A prison guard stands along a corridor in Tehran's Evin prison June 13, 2006. (photo credit: REUTERS)
A prison guard stands along a corridor in Tehran's Evin prison June 13, 2006.
(photo credit: REUTERS)
Severely-ill Iranian political prisoner Sasan Niknafs died on Saturday in the Greater Tehran Penitentiary due to alleged medical misconduct carried out by the Islamic Republic of Iran’s prisoner authorities, according to Iranian civil activist Hossein Ronaghi, who posted about the matter on his Instagram page on Monday.

“Sasan Niknafs has been killed in prison. This was not a normal death. When you jail an innocent person for his beliefs and opposition, and he dies, this death is not an ordinary death; this is murder,” reads the post, according to a translation by IranWire.
IranWire reported on Tuesday that Niknafs’s death was confirmed by his lawyer, Ali Sharifzadeh. The lawyer, according to  the London-based Iran International news organization, said on Wednesday that he has filed a lawsuit on behalf of Niknafs’ family for “premeditated murder.”
“No one, not even his family, knows about his condition,” adding, “his inmates have described his condition during the transfer to the hospital as very worrying,” Narges Mohammadi, a human rights activist, wrote in an Instagram post.
“Sasan had endured difficult conditions for 18 months, struggling with depression and repeated suicide attempts behind bars. Despite having a letter warning he was not fit for prison, he was kept there nonetheless, and was treated by prison medical staff at least four times before he was taken to an unnamed hospital. There or before his arrival, he died without his family aware or around him,” added IranWire.
Iran imprisoned Niknafs for articles he posted on Instagram that showed support for Iranian Crown Prince Reza Pahlavi who currently lives in the US. The regime also accused Sasan of criticizing the Islamic theocratic state and “putting slogans on banknotes,” according to IranWire’s translation.
The formal charges against Niknafs, who was arrested in August 2019, were “conspiracy and collusion against national security,” “propaganda against the regime” and “insulting the Leader.”
The Iranian regime’s opaque judiciary system sentenced Niknafs to an eight-year prison sentence. The death of Niknafs coincides with the negotiations between Iran’s regime and the world powers in Vienna about bringing Tehran  into compliance with the 2015 nuclear accord. Human rights provisions are not part of the atomic deal.
The Islamic Republic’s judiciary’s news agency, Mizan, said “during a conversation that [Sasan Niknafs] had with the doctor he said he had taken several pills from one of the prisoners and after taking them, his condition deteriorated. He had a seizure again, and according to the doctor’s diagnosis, the prisoner was rushed to Firouzabadi Hospital immediately at 5:20 p.m., where he eventually died.”

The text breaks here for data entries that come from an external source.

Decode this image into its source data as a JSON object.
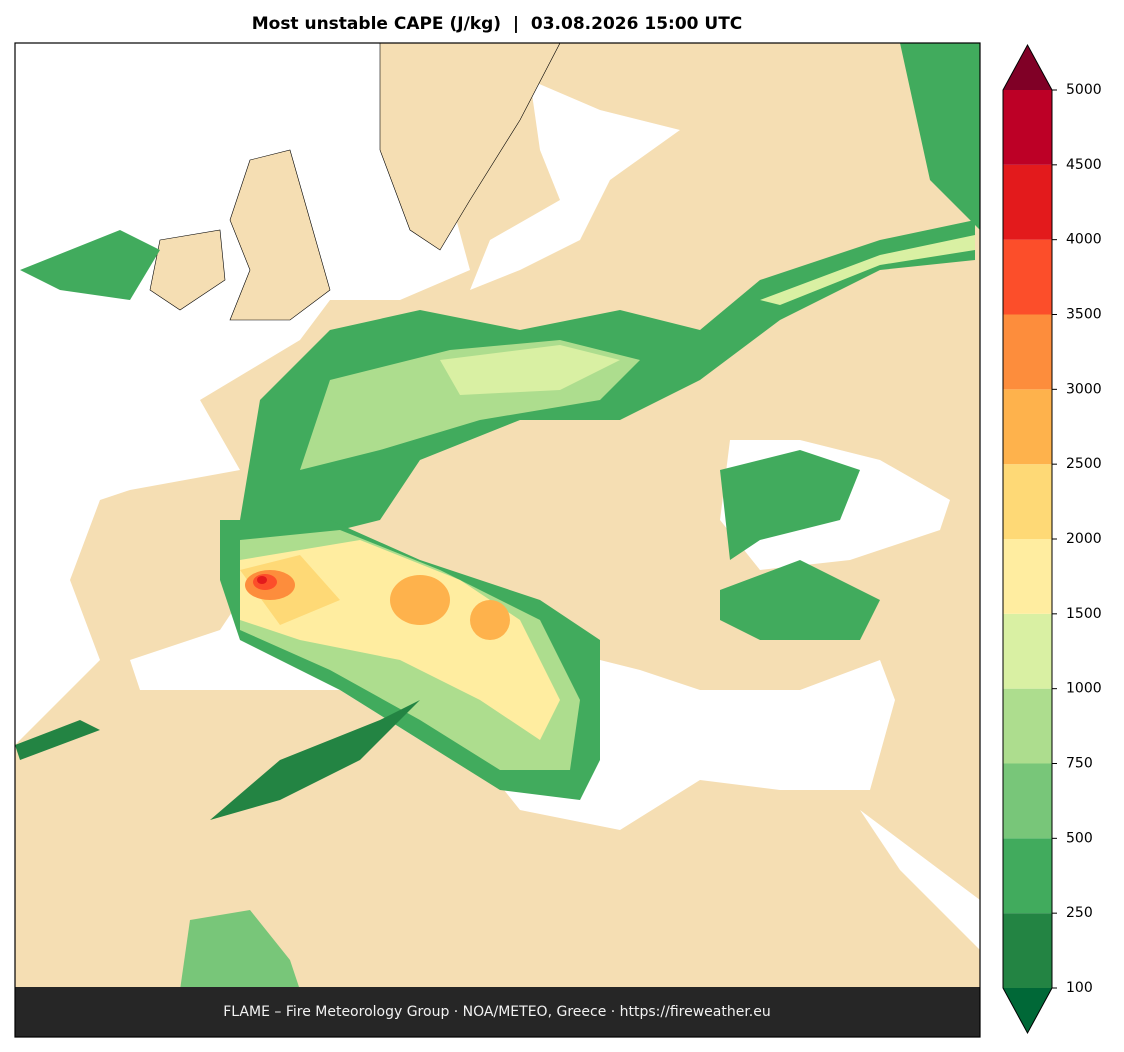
{
  "title": "Most unstable CAPE (J/kg)  |  03.08.2026 15:00 UTC",
  "colorbar": {
    "levels": [
      100,
      250,
      500,
      750,
      1000,
      1500,
      2000,
      2500,
      3000,
      3500,
      4000,
      4500,
      5000
    ],
    "colors": [
      "#238443",
      "#41ab5d",
      "#78c679",
      "#addd8e",
      "#d9f0a3",
      "#ffeda0",
      "#fed976",
      "#feb24c",
      "#fd8d3c",
      "#fc4e2a",
      "#e31a1c",
      "#bd0026"
    ],
    "over_color": "#800026",
    "under_color": "#006837"
  },
  "footer": "FLAME – Fire Meteorology Group · NOA/METEO, Greece · https://fireweather.eu"
}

Sharifzadeh told IranWire that the authorities “didn’t even tell us which hospital it was; some said Imam Khomeini, others Loghman. Some of the information even indicated that he actually died in the prison medical center after they failed to resuscitate him.”

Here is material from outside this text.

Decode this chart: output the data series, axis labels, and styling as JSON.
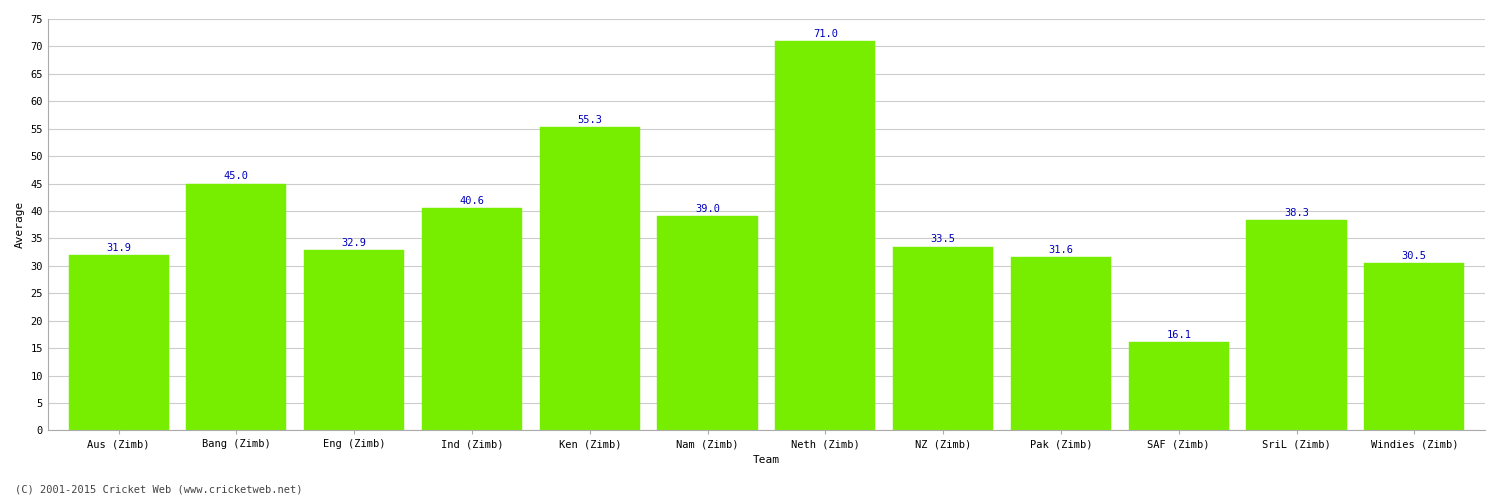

He added that the judiciary was seeking to depict Niknafs’s death as a “suicide” to avoid being held responsible for his death by human rights organizations.

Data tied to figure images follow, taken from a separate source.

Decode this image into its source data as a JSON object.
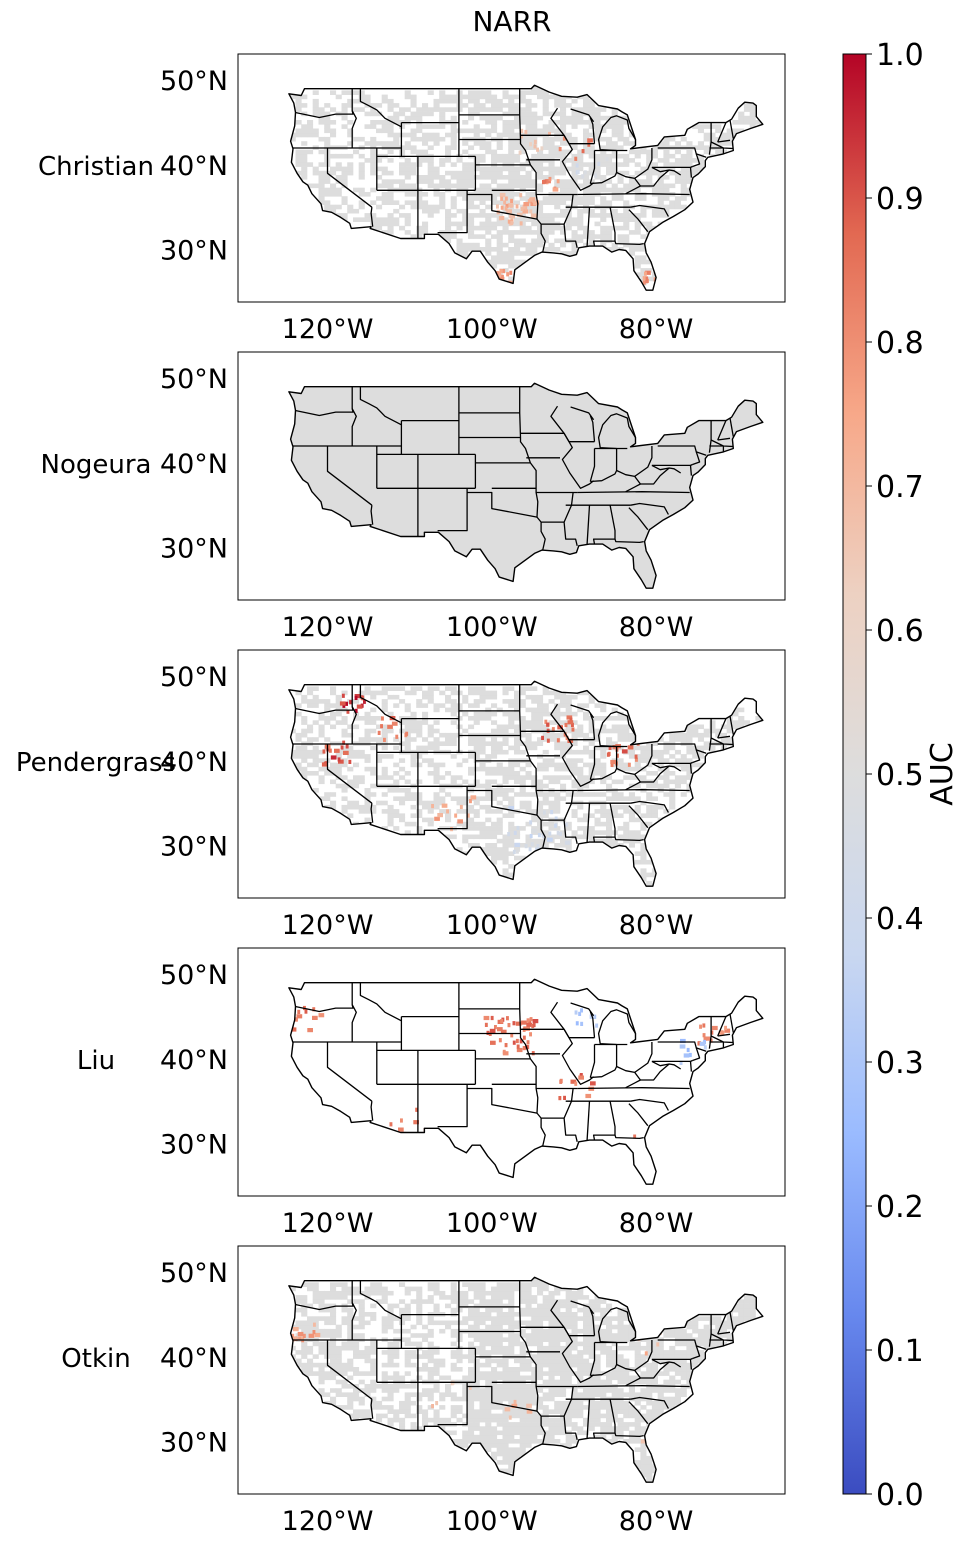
{
  "title": "NARR",
  "colorbar": {
    "label": "AUC",
    "min": 0.0,
    "max": 1.0,
    "ticks": [
      "0.0",
      "0.1",
      "0.2",
      "0.3",
      "0.4",
      "0.5",
      "0.6",
      "0.7",
      "0.8",
      "0.9",
      "1.0"
    ],
    "colormap": "coolwarm",
    "colors": [
      "#3b4cc0",
      "#6788ee",
      "#9abbff",
      "#c9d7f0",
      "#dddddd",
      "#edd1c2",
      "#f7a889",
      "#e26952",
      "#b40426"
    ]
  },
  "axes": {
    "lon_ticks": [
      "120°W",
      "100°W",
      "80°W"
    ],
    "lat_ticks": [
      "50°N",
      "40°N",
      "30°N"
    ]
  },
  "panels": [
    {
      "label": "Christian",
      "land_color": "#dddddd",
      "coverage": 0.62,
      "hotspots": [
        {
          "lon": -97,
          "lat": 35,
          "auc": 0.72,
          "n": 40,
          "spread": 2.5
        },
        {
          "lon": -99,
          "lat": 27,
          "auc": 0.78,
          "n": 16,
          "spread": 1.6
        },
        {
          "lon": -81,
          "lat": 27,
          "auc": 0.8,
          "n": 10,
          "spread": 1.0
        },
        {
          "lon": -95,
          "lat": 43,
          "auc": 0.65,
          "n": 10,
          "spread": 2.0
        },
        {
          "lon": -88,
          "lat": 40,
          "auc": 0.42,
          "n": 8,
          "spread": 2.0
        },
        {
          "lon": -93,
          "lat": 38,
          "auc": 0.8,
          "n": 8,
          "spread": 1.5
        },
        {
          "lon": -90,
          "lat": 42,
          "auc": 0.85,
          "n": 6,
          "spread": 2.0
        }
      ]
    },
    {
      "label": "Nogeura",
      "land_color": "#dddddd",
      "coverage": 0.99,
      "hotspots": []
    },
    {
      "label": "Pendergrass",
      "land_color": "#dddddd",
      "coverage": 0.55,
      "hotspots": [
        {
          "lon": -117,
          "lat": 47,
          "auc": 0.95,
          "n": 14,
          "spread": 1.5
        },
        {
          "lon": -119,
          "lat": 41,
          "auc": 0.9,
          "n": 18,
          "spread": 2.0
        },
        {
          "lon": -112,
          "lat": 44,
          "auc": 0.85,
          "n": 10,
          "spread": 2.0
        },
        {
          "lon": -92,
          "lat": 44,
          "auc": 0.85,
          "n": 18,
          "spread": 2.0
        },
        {
          "lon": -84,
          "lat": 41,
          "auc": 0.85,
          "n": 16,
          "spread": 2.0
        },
        {
          "lon": -105,
          "lat": 34,
          "auc": 0.75,
          "n": 12,
          "spread": 3.0
        },
        {
          "lon": -95,
          "lat": 32,
          "auc": 0.42,
          "n": 30,
          "spread": 4.0
        }
      ]
    },
    {
      "label": "Liu",
      "land_color": "#ffffff",
      "coverage": 0.22,
      "hotspots": [
        {
          "lon": -98,
          "lat": 43,
          "auc": 0.85,
          "n": 45,
          "spread": 3.0
        },
        {
          "lon": -123,
          "lat": 45,
          "auc": 0.85,
          "n": 15,
          "spread": 2.0
        },
        {
          "lon": -73,
          "lat": 43,
          "auc": 0.8,
          "n": 14,
          "spread": 2.0
        },
        {
          "lon": -76,
          "lat": 41,
          "auc": 0.3,
          "n": 10,
          "spread": 2.0
        },
        {
          "lon": -88,
          "lat": 45,
          "auc": 0.3,
          "n": 8,
          "spread": 2.0
        },
        {
          "lon": -90,
          "lat": 37,
          "auc": 0.85,
          "n": 12,
          "spread": 2.0
        },
        {
          "lon": -81,
          "lat": 30,
          "auc": 0.8,
          "n": 8,
          "spread": 2.0
        },
        {
          "lon": -110,
          "lat": 33,
          "auc": 0.85,
          "n": 8,
          "spread": 2.5
        }
      ]
    },
    {
      "label": "Otkin",
      "land_color": "#dddddd",
      "coverage": 0.72,
      "hotspots": [
        {
          "lon": -123,
          "lat": 43,
          "auc": 0.75,
          "n": 14,
          "spread": 1.6
        },
        {
          "lon": -97,
          "lat": 34,
          "auc": 0.7,
          "n": 6,
          "spread": 1.5
        },
        {
          "lon": -80,
          "lat": 30,
          "auc": 0.7,
          "n": 5,
          "spread": 2.0
        },
        {
          "lon": -81,
          "lat": 42,
          "auc": 0.7,
          "n": 5,
          "spread": 2.0
        },
        {
          "lon": -105,
          "lat": 36,
          "auc": 0.65,
          "n": 5,
          "spread": 2.5
        }
      ]
    }
  ]
}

The Australian Middle East academic Kylie Moore-Gilbert, who was imprisoned in the Islamic Republic for two years on trumped-up charges, told the 2021 Geneva Summit for Human Rights and Democracy, that Iran’s regime has a “horrific record on human rights.”
Moore-Gilbert said she saw the “devastating impact of a corrupt justice system up-close and first-hand.”
Two common features of Iranian justice “are its reliance on false confessions and arbitrary detention.” She noted “like many innocent Iranian prisoners before me I was subjected to the psychological torture of solitary confinement” to pressure me to make a false confession.